Fake caviar made from sturgeon farming waste or other fish products shaped into orbs could pose real health concerns to consumers, Jahrl says. And even aside from outright illegal caviar, her team also found plenty of mislabeled sturgeon roe and meat, including tins with incorrectly marked regions of origin and labels applied in ways that didn’t seal the package, both violations of CITES regulation.
Because Jahrl’s data comes on the heels of decades of poorly hidden (but rarely measured) illegal fishing, the pressures that create an extensive caviar black market are well known, even if its extent is surprising. The demand for caviar seems impervious to economic fluctuations, and the product “is just so precious that it’s really worth trying illegal things,” she says. “Wherever there are sturgeons, people are tempted to use these resources illegally.” Jahrl hopes to receive the WWF’s support to do similar market analyses in other parts of Europe and in the U.S.
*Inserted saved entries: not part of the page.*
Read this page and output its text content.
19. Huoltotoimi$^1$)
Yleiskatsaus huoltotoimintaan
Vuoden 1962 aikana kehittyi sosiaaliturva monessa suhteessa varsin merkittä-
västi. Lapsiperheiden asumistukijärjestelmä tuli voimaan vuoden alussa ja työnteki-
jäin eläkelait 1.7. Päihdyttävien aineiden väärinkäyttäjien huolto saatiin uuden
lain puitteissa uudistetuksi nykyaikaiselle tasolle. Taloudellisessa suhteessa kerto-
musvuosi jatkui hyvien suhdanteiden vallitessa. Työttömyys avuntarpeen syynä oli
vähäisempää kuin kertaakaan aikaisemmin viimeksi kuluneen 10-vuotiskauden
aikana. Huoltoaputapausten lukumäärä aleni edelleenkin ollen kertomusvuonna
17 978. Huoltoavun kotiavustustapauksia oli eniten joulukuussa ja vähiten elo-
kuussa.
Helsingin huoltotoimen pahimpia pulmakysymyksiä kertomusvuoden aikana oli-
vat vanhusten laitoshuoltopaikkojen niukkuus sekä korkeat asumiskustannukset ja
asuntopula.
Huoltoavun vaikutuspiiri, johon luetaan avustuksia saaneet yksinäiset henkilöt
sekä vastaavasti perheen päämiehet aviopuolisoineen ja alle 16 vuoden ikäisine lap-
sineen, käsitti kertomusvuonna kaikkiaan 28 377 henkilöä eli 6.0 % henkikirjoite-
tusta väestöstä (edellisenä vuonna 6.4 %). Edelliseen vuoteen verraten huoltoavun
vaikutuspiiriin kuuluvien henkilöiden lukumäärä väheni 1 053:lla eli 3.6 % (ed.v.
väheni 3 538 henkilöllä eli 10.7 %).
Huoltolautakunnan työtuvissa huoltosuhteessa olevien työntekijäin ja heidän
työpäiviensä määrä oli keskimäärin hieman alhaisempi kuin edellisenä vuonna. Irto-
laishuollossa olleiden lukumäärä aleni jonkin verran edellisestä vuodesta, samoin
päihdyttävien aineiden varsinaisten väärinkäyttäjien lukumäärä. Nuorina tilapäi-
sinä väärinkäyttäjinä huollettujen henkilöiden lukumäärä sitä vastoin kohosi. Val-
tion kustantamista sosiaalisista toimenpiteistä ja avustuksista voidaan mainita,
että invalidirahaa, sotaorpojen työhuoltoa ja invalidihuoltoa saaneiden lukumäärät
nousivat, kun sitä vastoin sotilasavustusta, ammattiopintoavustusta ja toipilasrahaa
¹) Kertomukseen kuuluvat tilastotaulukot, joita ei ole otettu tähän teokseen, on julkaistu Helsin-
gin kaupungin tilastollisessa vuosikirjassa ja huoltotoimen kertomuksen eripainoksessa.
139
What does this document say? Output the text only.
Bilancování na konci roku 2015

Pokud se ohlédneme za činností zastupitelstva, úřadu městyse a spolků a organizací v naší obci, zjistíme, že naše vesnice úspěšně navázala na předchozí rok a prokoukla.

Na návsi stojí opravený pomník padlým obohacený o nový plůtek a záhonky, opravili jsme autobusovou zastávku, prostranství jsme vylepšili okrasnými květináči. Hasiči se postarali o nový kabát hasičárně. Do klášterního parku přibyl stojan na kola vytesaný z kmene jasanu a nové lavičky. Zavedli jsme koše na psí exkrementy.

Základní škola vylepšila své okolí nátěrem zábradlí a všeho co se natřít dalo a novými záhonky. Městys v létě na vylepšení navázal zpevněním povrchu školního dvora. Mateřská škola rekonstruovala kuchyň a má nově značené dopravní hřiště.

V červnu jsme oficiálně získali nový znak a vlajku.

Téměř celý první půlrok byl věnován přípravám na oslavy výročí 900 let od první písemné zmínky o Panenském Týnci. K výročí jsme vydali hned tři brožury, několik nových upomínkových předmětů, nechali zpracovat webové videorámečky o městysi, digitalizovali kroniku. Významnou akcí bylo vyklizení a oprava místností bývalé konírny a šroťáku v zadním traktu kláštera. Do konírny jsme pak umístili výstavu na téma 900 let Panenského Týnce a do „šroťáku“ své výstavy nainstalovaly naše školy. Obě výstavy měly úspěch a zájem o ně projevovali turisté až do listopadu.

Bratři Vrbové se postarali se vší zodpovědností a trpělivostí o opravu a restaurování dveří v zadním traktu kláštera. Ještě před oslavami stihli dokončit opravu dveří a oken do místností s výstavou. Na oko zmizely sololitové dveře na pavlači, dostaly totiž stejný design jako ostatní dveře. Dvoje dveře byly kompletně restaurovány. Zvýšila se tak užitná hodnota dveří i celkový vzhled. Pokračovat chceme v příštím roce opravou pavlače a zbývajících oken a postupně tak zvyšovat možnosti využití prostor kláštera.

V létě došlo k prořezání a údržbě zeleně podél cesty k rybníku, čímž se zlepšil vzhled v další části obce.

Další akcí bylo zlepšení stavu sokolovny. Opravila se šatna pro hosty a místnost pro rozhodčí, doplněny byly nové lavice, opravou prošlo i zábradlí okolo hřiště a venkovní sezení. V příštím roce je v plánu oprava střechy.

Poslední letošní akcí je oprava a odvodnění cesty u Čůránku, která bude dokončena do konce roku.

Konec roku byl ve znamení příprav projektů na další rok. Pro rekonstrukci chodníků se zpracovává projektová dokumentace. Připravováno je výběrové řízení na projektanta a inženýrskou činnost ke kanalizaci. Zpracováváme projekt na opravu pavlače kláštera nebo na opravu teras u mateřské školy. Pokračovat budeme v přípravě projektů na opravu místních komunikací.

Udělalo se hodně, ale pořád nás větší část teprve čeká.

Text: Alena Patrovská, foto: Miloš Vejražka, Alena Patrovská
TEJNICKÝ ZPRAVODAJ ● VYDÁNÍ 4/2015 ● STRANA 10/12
Hope for better enforcement
The biggest hope for cleaning up the caviar world is better enforcement of CITES rules, say experts, including through law enforcement investigations like a 2015 Missouri Department of Conservation operation that shut down a flourishing black market passing off local paddlefish eggs as caviar.
For these reasons and more, researchers and food media have also questioned the overall ethics of even above-board caviar production, where the high profit margins of sturgeon aquaculture can take precedence over animal welfare. One response to the ongoing confusion about the origins of commercial caviar has been the rise of “no-kill” or “humane” producers, a framework that’s especially popular in the U.S., Jahrl says, calling it one of the industry’s “new tricks” to boost sales. Though this process, which relies on inducing labor in pregnant sturgeon and massaging out their eggs, isn’t directly lethal, it’s also not a perfect solution. Studies have put the survival rate of females used for multiple years of no-kill harvesting at around 65%, and critics claim the process results in lower-tier quality and flavor.
For those looking to load up their Pringles, the results of Jarhl’s study also unfortunately mean that there’s currently no great way to ensure a product you’re buying is legal caviar. Experts have long said that the best tactic is to learn more about the CITES labeling requirements and how to interpret them, but they’re not always as straightforward as other food labels. In the absence of clearer guidelines and enforcement to help consumers better understand what they’re buying, the other safest ways to shop include taking precautions like seeking out local farms that reference CITES—a 2018 census counted 18 sturgeon farms across the U.S. And above all else, culinary experts say, there’s one ironclad roe rule when dining out at restaurants: If they won’t show you the tin, don’t order the caviar.